All of my packages include digital files and professional prints matted and put in a black box that you take home. I love this because of it so diverse. You can frame the images and create a wall gallery; you can display them on easels and change it out over the year; you can give some of the prints to loved ones; or keep the box under your bed, on your coffee table or a bookshelf.
This idea sort of came from my dad who has an old black suitcase full of old family images from multiple generations. He took the time to go through all the old family photos and write on the back of them the name of every person in the photo. These photographs date back several generations, as in all the way back to my 4th great grandparents! Also on the back he had written where the photo was taken, the year and what they may have done for a living or who they were married too.
Stored in an old black suitcase under the bed (no doubt), we have all of these black and white prints of generations with their information on the back; preserving our family history and memory. It's evidence they existed.
I've taken the time to look through them, study them, to imagine what they must have been liked. Because of these prints, I know who they are and I can hold their image in my hand making it very real to me.
Not too long ago, a girl was telling me about the loss of her grandmother. She said her grandfather was tearing the house apart looking for this one photograph of her grandmother that he loved. He wanted to hold it, touch it, look at it, experience his beloved once again.

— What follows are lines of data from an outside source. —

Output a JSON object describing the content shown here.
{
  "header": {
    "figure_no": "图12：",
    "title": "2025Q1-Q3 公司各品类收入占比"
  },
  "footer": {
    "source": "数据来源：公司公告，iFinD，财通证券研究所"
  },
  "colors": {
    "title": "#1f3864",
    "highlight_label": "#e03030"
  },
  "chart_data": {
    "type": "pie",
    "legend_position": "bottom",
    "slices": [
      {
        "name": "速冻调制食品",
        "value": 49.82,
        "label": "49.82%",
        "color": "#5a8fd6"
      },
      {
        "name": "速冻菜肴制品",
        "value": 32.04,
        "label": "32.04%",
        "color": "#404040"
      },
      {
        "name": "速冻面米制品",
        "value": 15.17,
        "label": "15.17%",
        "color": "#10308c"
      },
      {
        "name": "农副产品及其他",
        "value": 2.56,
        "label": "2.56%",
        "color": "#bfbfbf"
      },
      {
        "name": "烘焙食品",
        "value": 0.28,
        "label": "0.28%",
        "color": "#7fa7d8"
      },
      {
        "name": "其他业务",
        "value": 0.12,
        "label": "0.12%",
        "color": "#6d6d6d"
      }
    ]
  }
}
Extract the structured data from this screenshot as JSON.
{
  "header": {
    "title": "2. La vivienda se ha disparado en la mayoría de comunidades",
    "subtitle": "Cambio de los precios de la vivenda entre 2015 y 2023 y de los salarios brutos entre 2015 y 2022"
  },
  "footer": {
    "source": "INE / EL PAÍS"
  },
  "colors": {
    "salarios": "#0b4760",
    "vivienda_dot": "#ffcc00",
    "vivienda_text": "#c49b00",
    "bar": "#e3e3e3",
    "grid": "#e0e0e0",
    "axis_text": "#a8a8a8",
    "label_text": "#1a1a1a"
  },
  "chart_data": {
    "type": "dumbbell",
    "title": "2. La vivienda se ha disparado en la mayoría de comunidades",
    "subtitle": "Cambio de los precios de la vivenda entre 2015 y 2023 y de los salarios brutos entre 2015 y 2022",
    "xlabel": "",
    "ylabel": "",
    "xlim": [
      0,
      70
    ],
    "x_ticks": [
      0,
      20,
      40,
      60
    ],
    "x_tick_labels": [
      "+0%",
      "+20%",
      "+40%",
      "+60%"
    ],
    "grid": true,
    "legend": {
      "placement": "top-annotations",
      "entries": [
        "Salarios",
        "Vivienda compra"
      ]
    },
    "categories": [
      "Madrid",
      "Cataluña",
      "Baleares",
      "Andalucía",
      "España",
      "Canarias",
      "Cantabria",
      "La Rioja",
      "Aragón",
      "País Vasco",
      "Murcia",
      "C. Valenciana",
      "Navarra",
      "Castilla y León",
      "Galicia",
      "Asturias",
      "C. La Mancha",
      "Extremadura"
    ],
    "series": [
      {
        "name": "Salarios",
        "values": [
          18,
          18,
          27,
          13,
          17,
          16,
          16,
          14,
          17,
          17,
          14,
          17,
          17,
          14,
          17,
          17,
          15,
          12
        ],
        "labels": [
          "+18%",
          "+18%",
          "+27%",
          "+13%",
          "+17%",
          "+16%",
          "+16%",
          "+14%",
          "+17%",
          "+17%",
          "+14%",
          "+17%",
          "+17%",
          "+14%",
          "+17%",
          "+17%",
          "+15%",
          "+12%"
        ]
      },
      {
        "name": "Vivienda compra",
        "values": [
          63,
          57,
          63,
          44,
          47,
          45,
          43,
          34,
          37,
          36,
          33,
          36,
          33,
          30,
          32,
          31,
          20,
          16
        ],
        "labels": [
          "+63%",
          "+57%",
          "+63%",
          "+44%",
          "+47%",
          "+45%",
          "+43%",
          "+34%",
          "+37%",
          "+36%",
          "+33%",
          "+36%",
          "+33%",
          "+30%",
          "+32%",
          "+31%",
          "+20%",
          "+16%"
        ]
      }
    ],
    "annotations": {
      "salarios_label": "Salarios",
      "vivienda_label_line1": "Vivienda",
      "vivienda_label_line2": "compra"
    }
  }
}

I often ask people: when something happens to you do they think people are going to go through all your hard drives to find all your pictures and cherished moments? Typically the answer is No. Do you think they will cherish and keep a box of images of you that they find? Typically the answer is yes.
When a woman leaves my studio she almost always hugs me and says some version of: "thank you, I really needed this", "Thank you for making me feel beautiful" or "Every woman needs to experience this.", and she hasn't even seen a print yet.
What I witness is that the feeling she has when she leaves impacts her in a positive way and has a ripple effect in her life. The photograph then becomes the memory of that day she experienced, and those prints will outlive her.
I hope we can go back to printing and exist in photographs for ourselves, for our families, for our legacy.
Just this week, I had a man come in to see his prints from his personal branding session. He's retiring from a 30-year career and starting something new. He showed his images to his 85-year-old mother who looked at them, cried happy tears and asked if she could have all of his images. He said yes, of course! And his kids loved them too. When he shared that with me, I was overcome with joy and gratitude.
In our home, we have fine art prints on the wall and we print our iPhone photos and hang an instant film on a wire that takes up a wall. We want to honor our friends, our family, and our life. It deserves to be captured and cherished.
Pictured below are the prints and folio boxes that I offer. I also wanted to show you our Wall of Joy at home. :) We have goofy snap chat pictures, family pictures, travel photos, nephews, friends, my cat Olive, and one of my very own glamour photos!
The point is, start printing. Your life is worth celebrating even if you keep in a box under the bed.